Corrí todo lo que pude hasta cuando mi aliento se cortó, más rápido incluso que cuando las balas volaban sobre mi cabeza en el campo de batalla. Cuando llegué al lugar que me había indicado mi madre, pude ver a seis hombres a los que apeaban contra la pared. Ahí estaba mi padre con la mirada hundida en vergüenza. Prieto y sus hombres estaban a preparando sus armas para ejecutar a los prisioneros. Llegué antes de que abrieran fuego, suplicando que detuvieran la ejecución, él que estaba ahí era mi padre. Prieto advirtió que sí seguía con la protesta, me mandaría fusilar a mí también.
Mi padre me miró con pesar, también estaba Pedro, el chico que me seguía a todas partes con admiración. Me acerqué a mi padre y le abracé, con todas mis fuerzas, mezclando el reencuentro y la despedida en aquel abrazo, él me abrazó con más fuerza aún. "!Apartese soldado¡" Prieto alzaba su fría voz mientras miraba la escena con sus ojos de hielo. En aquel momento pensé en Pilar, esperándome eternamente, y esperando a Santiago también , jamás le dije que yo le quité la vida a su amado.. Pensé en Murillo, si valió la pena cumplir la orden que quitó la vida a mi amigo, pensé en el país que había soñado que nada tenía que ver con esto, un nuevo país levantado sobre miles de muertos, pensé en mi familia y en mi padre, yo era uno más de los que le condenaban, ya no me quedaba nada. Tiré mi pistola, me quité las insignias del uniforme y me coloqué en la pared junto a mi padre. Padre me pedía que me apartara y yo negué firme y decidido con la cabeza, él miraba orgulloso con una sonrisa y lágrimas en los ojos "!No se lo repetiré más, abriremos fuego¡" . El tono de Prieto se elevó sobre el luto del lugar. Pedro negaba con lágrimas en los ojos, me pedía que me apartara. Siete hombres estaban ante nosotros para darnos la muerte, conocía las caras de cada uno, había combatido junto a ellos. Seis fogonazos salieron de sus fusiles a la orden de fuego. Vi a mi padre caer a mi lado junto a los otros cinco prisioneros, yo seguía con vida, nadie se atrevió a dispararme.
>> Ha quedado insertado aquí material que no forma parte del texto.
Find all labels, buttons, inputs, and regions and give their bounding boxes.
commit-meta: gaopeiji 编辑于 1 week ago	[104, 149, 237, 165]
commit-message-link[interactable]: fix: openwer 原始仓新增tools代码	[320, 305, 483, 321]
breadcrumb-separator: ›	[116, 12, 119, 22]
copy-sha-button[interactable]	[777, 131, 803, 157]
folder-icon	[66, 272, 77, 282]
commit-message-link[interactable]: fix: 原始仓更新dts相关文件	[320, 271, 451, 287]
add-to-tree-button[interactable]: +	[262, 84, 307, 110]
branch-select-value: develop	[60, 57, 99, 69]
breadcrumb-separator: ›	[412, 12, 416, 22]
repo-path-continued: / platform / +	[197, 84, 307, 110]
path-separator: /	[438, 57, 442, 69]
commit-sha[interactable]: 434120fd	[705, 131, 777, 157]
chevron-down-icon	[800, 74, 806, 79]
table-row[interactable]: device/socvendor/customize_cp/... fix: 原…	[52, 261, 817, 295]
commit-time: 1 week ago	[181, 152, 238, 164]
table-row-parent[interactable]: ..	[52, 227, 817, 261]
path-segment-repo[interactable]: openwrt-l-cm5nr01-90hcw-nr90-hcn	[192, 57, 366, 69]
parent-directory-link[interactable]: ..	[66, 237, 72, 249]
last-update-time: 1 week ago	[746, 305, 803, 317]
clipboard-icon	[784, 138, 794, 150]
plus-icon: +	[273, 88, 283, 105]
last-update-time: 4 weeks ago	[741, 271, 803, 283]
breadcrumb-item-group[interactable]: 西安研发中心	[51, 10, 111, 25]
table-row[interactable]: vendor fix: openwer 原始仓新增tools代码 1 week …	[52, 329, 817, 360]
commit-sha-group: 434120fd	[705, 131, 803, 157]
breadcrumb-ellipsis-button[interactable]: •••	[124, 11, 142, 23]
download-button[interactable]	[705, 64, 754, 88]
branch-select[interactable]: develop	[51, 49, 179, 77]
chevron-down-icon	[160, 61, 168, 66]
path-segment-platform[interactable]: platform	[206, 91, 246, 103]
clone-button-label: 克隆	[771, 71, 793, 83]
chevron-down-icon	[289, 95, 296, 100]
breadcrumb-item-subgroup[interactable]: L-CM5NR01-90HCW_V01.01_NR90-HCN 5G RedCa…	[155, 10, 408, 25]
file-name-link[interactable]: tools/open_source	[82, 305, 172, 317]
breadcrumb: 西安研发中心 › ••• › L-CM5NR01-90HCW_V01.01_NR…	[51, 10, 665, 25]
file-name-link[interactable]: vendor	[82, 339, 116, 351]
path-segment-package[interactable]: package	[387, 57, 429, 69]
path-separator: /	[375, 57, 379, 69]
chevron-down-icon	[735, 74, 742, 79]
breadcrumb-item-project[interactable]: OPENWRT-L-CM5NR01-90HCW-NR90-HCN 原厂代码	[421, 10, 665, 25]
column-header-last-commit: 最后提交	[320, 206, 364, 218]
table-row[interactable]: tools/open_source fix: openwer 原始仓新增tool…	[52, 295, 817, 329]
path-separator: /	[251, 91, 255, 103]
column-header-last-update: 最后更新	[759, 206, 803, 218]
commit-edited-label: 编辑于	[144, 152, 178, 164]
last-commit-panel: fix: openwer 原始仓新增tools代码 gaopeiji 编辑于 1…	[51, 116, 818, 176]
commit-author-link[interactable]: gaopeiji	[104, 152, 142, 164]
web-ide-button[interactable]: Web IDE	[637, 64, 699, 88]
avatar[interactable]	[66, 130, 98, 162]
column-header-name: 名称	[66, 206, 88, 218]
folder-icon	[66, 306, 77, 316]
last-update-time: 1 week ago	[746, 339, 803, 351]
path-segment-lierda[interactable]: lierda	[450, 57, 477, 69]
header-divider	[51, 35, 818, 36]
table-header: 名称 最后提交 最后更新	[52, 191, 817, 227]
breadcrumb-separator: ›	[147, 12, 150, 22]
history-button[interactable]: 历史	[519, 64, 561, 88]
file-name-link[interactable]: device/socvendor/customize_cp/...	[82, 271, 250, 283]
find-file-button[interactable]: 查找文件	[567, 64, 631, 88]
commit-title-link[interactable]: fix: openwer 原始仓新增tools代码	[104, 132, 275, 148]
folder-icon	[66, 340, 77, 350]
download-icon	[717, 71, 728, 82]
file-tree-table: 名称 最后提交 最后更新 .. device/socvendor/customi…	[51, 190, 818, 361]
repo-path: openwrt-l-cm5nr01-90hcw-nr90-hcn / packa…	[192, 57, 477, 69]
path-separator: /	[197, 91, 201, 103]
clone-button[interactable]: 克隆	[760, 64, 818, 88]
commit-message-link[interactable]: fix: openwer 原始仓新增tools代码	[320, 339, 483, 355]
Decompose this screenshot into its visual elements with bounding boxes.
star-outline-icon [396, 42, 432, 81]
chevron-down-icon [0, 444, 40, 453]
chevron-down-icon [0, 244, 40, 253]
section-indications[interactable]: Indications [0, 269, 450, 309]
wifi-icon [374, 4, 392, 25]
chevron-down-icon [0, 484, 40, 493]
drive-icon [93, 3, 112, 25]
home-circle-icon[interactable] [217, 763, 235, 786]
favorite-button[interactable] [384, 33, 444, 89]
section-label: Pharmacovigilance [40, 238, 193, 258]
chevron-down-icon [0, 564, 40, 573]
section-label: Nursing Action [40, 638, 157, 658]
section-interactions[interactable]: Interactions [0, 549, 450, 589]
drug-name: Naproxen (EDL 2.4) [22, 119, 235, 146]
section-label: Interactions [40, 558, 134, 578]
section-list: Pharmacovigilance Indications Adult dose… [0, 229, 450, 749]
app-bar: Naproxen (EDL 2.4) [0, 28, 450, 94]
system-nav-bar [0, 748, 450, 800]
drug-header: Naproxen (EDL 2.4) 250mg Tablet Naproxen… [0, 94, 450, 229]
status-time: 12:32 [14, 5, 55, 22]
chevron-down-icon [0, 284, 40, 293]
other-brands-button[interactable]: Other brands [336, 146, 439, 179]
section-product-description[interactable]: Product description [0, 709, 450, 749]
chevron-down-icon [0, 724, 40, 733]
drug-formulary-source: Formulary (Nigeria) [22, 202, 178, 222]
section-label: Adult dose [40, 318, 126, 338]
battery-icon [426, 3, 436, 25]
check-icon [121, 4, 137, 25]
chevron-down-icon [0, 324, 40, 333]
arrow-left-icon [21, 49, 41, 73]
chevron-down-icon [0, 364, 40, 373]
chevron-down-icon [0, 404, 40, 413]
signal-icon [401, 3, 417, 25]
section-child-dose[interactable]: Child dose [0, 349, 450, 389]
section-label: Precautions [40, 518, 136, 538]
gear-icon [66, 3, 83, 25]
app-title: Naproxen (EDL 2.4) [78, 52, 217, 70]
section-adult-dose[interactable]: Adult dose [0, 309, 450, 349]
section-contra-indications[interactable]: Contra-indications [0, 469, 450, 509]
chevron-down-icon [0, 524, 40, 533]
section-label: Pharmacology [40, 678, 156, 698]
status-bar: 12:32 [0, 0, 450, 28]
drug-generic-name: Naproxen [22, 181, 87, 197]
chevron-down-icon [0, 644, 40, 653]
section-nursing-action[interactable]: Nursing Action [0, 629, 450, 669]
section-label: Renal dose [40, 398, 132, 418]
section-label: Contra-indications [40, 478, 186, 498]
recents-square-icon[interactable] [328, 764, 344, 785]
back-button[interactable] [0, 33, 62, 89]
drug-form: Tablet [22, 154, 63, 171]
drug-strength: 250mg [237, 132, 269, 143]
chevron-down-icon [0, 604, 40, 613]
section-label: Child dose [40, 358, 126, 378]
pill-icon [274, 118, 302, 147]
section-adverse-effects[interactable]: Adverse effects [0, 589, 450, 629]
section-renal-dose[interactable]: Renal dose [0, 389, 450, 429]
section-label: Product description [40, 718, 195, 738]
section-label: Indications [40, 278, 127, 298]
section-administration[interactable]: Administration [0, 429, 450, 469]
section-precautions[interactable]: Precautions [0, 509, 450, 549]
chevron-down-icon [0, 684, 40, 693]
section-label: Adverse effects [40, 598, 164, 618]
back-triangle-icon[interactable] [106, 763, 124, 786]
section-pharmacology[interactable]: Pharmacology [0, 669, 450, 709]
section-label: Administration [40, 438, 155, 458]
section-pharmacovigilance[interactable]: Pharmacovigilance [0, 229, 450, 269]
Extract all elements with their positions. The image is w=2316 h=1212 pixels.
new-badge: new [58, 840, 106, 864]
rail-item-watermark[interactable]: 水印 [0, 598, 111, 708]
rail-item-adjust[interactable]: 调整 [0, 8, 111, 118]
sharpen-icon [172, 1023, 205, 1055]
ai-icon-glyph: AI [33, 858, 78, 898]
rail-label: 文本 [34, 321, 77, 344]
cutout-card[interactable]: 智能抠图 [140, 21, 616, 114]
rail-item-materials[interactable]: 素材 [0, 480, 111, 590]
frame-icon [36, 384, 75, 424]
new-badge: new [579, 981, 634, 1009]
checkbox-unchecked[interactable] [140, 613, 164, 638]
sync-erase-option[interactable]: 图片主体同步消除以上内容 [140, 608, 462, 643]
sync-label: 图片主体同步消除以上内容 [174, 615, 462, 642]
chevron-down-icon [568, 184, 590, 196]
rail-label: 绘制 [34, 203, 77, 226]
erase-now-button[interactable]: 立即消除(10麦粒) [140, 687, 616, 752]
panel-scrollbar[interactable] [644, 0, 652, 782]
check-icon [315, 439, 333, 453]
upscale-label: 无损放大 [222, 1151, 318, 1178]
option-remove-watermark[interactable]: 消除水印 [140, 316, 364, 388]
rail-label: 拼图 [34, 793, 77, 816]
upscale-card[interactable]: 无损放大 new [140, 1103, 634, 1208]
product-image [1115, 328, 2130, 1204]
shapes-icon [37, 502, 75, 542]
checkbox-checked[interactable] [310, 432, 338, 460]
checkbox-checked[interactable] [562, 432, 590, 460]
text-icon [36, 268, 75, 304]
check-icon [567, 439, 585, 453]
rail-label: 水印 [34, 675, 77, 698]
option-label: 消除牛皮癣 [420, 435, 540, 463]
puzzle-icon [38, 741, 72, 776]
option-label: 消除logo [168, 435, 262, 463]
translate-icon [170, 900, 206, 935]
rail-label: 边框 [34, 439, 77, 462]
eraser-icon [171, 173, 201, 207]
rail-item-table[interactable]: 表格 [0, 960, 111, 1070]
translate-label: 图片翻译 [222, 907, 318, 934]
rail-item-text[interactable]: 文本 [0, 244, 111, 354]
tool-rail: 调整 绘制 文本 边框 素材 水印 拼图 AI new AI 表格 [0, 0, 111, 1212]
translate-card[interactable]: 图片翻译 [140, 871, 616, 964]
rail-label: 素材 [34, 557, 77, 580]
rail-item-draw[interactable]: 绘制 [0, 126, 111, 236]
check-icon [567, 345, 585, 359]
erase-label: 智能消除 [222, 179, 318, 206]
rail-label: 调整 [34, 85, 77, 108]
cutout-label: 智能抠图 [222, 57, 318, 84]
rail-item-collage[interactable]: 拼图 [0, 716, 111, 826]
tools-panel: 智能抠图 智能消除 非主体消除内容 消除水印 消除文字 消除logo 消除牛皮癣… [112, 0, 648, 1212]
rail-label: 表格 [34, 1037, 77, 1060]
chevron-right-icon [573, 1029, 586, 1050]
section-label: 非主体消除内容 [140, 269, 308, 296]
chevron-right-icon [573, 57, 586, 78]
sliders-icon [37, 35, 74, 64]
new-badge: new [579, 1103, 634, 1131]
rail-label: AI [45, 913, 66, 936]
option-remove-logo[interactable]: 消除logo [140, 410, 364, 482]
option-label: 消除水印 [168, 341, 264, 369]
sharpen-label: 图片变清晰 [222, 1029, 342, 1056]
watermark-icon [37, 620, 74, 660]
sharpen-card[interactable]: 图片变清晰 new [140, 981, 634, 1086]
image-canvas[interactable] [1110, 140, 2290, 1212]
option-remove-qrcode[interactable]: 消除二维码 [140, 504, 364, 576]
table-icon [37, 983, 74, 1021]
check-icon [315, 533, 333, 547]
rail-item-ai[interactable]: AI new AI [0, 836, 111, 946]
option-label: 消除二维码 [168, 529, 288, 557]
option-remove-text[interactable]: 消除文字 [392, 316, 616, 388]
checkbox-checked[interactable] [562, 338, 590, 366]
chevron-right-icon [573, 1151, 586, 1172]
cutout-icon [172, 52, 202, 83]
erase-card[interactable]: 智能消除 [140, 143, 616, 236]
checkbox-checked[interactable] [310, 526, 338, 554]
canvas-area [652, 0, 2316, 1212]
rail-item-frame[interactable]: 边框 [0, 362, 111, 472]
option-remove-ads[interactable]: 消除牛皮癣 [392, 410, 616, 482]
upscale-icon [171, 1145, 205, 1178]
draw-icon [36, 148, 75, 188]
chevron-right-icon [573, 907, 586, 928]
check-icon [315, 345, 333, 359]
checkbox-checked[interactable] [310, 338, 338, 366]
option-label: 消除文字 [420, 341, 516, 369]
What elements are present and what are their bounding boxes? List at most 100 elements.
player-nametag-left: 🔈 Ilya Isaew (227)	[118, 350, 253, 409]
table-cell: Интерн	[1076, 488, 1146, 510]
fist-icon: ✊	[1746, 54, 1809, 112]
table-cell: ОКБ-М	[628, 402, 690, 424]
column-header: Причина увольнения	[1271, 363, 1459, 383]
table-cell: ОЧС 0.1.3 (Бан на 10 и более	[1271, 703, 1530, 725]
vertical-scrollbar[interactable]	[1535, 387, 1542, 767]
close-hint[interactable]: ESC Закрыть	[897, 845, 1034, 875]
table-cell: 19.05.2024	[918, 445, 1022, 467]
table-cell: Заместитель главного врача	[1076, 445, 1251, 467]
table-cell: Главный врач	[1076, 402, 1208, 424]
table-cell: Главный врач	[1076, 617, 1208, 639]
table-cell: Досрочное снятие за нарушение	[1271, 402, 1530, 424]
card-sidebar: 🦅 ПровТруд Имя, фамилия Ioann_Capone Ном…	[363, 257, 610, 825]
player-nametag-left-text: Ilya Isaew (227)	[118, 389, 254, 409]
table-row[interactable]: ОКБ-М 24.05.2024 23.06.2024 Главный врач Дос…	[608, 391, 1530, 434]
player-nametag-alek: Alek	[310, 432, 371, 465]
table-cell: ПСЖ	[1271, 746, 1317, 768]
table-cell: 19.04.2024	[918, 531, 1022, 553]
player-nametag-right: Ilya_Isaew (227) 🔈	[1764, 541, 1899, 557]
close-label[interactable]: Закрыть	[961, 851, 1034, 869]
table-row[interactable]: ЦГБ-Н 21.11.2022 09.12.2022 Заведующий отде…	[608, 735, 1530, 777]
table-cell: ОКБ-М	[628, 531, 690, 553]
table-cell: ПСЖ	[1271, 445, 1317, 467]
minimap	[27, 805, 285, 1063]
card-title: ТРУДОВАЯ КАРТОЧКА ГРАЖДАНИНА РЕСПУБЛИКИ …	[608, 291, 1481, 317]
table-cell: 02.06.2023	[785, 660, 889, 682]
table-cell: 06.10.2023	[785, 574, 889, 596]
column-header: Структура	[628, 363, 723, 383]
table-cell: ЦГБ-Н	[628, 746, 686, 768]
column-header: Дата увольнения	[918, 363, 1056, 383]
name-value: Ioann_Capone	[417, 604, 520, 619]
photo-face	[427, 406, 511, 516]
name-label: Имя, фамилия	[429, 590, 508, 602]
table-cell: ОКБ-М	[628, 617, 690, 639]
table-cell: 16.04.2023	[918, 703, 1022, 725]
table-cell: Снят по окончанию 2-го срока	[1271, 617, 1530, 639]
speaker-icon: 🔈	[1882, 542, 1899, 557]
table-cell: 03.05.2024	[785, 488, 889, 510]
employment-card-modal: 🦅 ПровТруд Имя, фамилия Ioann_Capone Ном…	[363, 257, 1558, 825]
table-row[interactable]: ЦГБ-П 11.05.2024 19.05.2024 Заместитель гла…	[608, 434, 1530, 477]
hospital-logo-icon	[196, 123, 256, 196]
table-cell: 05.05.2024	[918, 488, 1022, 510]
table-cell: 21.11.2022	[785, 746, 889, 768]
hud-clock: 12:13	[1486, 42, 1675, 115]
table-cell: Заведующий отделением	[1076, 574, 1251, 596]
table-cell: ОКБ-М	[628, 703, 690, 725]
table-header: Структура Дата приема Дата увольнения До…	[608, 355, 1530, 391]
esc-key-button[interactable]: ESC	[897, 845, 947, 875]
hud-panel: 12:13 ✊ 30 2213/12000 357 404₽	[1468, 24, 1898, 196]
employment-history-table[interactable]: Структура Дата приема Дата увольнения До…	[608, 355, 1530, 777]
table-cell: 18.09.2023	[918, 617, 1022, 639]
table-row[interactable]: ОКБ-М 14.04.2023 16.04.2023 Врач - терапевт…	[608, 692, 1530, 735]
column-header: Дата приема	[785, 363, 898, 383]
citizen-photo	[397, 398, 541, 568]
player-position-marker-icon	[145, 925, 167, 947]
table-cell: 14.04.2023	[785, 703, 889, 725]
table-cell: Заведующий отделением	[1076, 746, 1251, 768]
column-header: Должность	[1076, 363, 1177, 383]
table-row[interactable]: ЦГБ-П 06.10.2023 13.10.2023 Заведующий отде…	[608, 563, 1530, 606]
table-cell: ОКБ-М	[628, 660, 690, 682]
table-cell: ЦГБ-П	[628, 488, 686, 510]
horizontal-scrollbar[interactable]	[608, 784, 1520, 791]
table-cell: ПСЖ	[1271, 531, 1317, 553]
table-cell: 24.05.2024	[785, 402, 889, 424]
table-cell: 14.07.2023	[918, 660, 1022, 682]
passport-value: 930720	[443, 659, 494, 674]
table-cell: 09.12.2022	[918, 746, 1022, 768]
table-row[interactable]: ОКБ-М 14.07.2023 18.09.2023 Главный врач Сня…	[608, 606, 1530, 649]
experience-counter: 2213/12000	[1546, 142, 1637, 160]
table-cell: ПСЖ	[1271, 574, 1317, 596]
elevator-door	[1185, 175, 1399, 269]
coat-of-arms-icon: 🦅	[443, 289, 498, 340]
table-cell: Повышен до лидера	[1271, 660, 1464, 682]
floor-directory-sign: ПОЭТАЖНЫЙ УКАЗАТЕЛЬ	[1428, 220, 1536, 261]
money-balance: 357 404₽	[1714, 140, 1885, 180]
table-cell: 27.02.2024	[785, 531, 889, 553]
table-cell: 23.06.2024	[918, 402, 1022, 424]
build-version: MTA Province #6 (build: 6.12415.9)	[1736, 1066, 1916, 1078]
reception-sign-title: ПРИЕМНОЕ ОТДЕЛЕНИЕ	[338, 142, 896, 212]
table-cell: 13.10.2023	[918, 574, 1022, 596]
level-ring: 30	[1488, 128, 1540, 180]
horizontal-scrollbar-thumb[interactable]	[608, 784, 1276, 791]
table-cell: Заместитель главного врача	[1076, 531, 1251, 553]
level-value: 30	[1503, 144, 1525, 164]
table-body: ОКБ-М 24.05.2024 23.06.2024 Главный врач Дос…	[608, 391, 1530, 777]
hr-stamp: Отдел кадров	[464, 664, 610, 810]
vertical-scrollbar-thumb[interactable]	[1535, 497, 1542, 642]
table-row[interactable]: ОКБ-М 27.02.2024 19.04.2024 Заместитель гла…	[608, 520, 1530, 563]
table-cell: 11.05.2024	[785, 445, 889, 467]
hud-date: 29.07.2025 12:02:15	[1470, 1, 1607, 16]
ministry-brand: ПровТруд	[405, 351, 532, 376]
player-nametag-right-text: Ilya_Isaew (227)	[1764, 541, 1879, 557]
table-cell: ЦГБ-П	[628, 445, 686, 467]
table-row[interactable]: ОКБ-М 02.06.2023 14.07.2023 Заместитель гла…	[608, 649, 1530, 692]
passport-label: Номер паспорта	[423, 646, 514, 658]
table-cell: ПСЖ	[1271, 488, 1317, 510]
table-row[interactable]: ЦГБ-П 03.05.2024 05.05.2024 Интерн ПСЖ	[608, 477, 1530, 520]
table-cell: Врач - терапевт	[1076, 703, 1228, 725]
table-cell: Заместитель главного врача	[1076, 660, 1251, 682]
Incluso Prieto me miró con misericordia y miró a sus hombres, estaba dispuesto a perdonarme la vida, pero yo no me moví de aquella pared, sentía mis lágrimas resbalando sobre mis mejillas, no me quedaba nada por lo que creer, tenía dos opciones, vivir como un cordero el resto de mis días o morir como un hombre. Prieto ordenó a sus hombres que se movieran, a mí también me lo ordenó, pero seguía quieto ahí, como una estatua. Alcé mi brazo izquierdo con el puño cerrado, los ojos de Prieto se abrieron incrédulos, ordenó a Pedro que me apuntara. Pedro lloraba, no quería hacerlo, no quería quitarme la vida, yo le decía que lo hiciera, por fin entendí lo que sentía Murillo cuando tres años atrás le quité la vida, o eso quise creer. Pedro se quedó ahí bajando su fusil, Prieto ordenó a otro hombre que disparase sobre Pedro si no cumplía la orden. "Hazlo" le decía, un fogonazo salió del fusil de Pedro, sentí paz, sosiego en el dolor, y la oscuridad me invadió.
Como dije al principio de mi historia, mi nombre no importaba, Eduardo Sagasta, un hombre más que creyó en la mentira de la democracia, la mentira de la república. Soy, Eduardo Sagasta, uno más que murió en la mentira de una guerra que prometía algo mejor.